There's a lot of room under a bell curve, those at the extreme high end may be rare but are the ones whose words are most likely to live through history. Perhaps there are proportionately as many or more with the ability of Plato now but relative to the accumulated wisdom, knowledge and intelligence of humankind they are less obvious. I once saw a quote (dunno how accurate it is) that the average male in 17th century England processed as much information in their life as was in a typical 1980s UK Sunday newspaper - and they've got bigger since then!
Political correctness must not preclude rational discussion of important subjects.

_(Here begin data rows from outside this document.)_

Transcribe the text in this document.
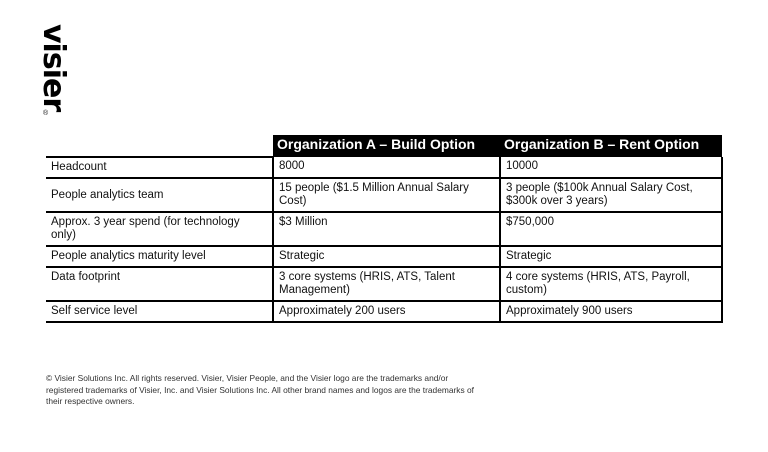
visier
®
	Organization A – Build Option	Organization B – Rent Option
Headcount	8000	10000
People analytics team	15 people ($1.5 Million Annual Salary Cost)	3 people ($100k Annual Salary Cost, $300k over 3 years)
Approx. 3 year spend (for technology only)	$3 Million	$750,000
People analytics maturity level	Strategic	Strategic
Data footprint	3 core systems (HRIS, ATS, Talent Management)	4 core systems (HRIS, ATS, Payroll, custom)
Self service level	Approximately 200 users	Approximately 900 users
© Visier Solutions Inc. All rights reserved. Visier, Visier People, and the Visier logo are the trademarks and/or registered trademarks of Visier, Inc. and Visier Solutions Inc. All other brand names and logos are the trademarks of their respective owners.
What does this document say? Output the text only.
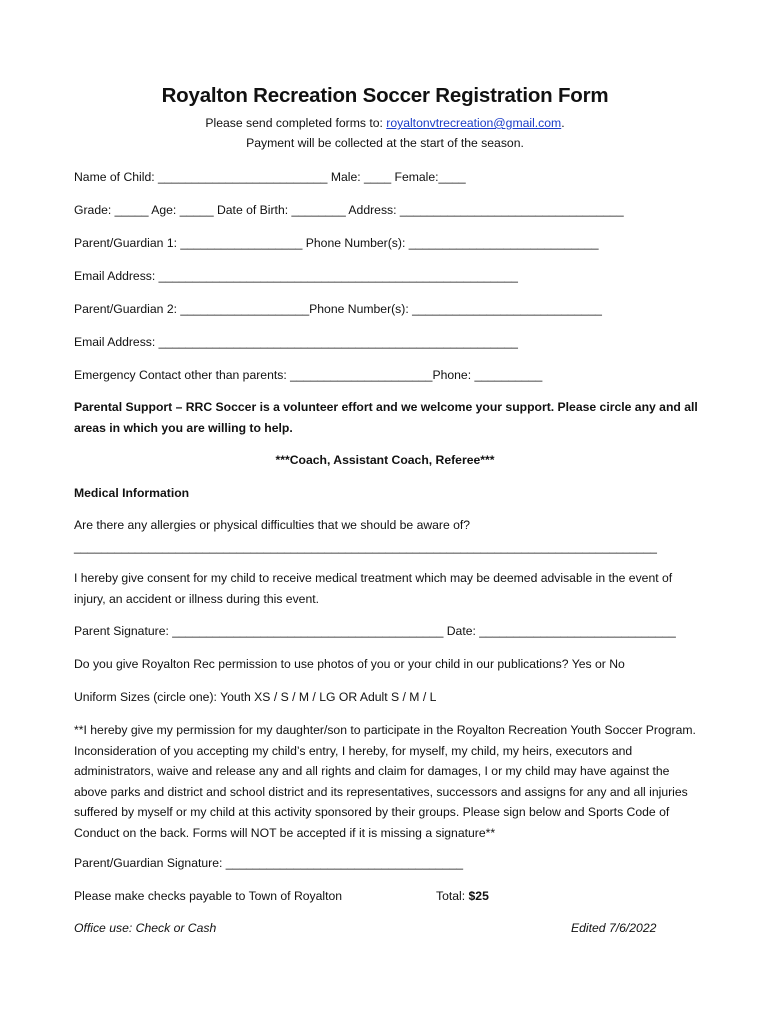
Royalton Recreation Soccer Registration Form
Please send completed forms to: royaltonvtrecreation@gmail.com.
Payment will be collected at the start of the season.
Name of Child: _________________________ Male: ____ Female:____
Grade: _____ Age: _____ Date of Birth: ________ Address: _________________________________
Parent/Guardian 1: __________________ Phone Number(s): ____________________________
Email Address: _____________________________________________________
Parent/Guardian 2: ___________________Phone Number(s): ____________________________
Email Address: _____________________________________________________
Emergency Contact other than parents: _____________________Phone: __________
Parental Support – RRC Soccer is a volunteer effort and we welcome your support. Please circle any and all areas in which you are willing to help.
***Coach, Assistant Coach, Referee***
Medical Information
Are there any allergies or physical difficulties that we should be aware of?
______________________________________________________________________________________
I hereby give consent for my child to receive medical treatment which may be deemed advisable in the event of injury, an accident or illness during this event.
Parent Signature: ________________________________________ Date: _____________________________
Do you give Royalton Rec permission to use photos of you or your child in our publications? Yes or No
Uniform Sizes (circle one): Youth XS / S / M / LG OR Adult S / M / L
**I hereby give my permission for my daughter/son to participate in the Royalton Recreation Youth Soccer Program. Inconsideration of you accepting my child’s entry, I hereby, for myself, my child, my heirs, executors and administrators, waive and release any and all rights and claim for damages, I or my child may have against the above parks and district and school district and its representatives, successors and assigns for any and all injuries suffered by myself or my child at this activity sponsored by their groups. Please sign below and Sports Code of Conduct on the back. Forms will NOT be accepted if it is missing a signature**
Parent/Guardian Signature: ___________________________________
Please make checks payable to Town of Royalton	Total: $25
Office use: Check or Cash	Edited 7/6/2022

You and Plato were right to be worried about that, methinks. Many things, including 'luck', contribute to survivability, and human development seems to have thwarted most of those determinants in the last couple of centuries - but before then they were largely operational - without substituting any alternative mechanisms. No doubt some corrective processes will occur one way or another, if Darwin was near correct. Genetic (mitachondrial DNA) studies seem to suggest that virtually all modern humans are descended from a mere 6 or 7 women, hopefully we won't come that close to exterminating ourselves in the future.
Like Yogi Berra?
It's why I never had kids. I already raised a family when you count taking care of the younger ones.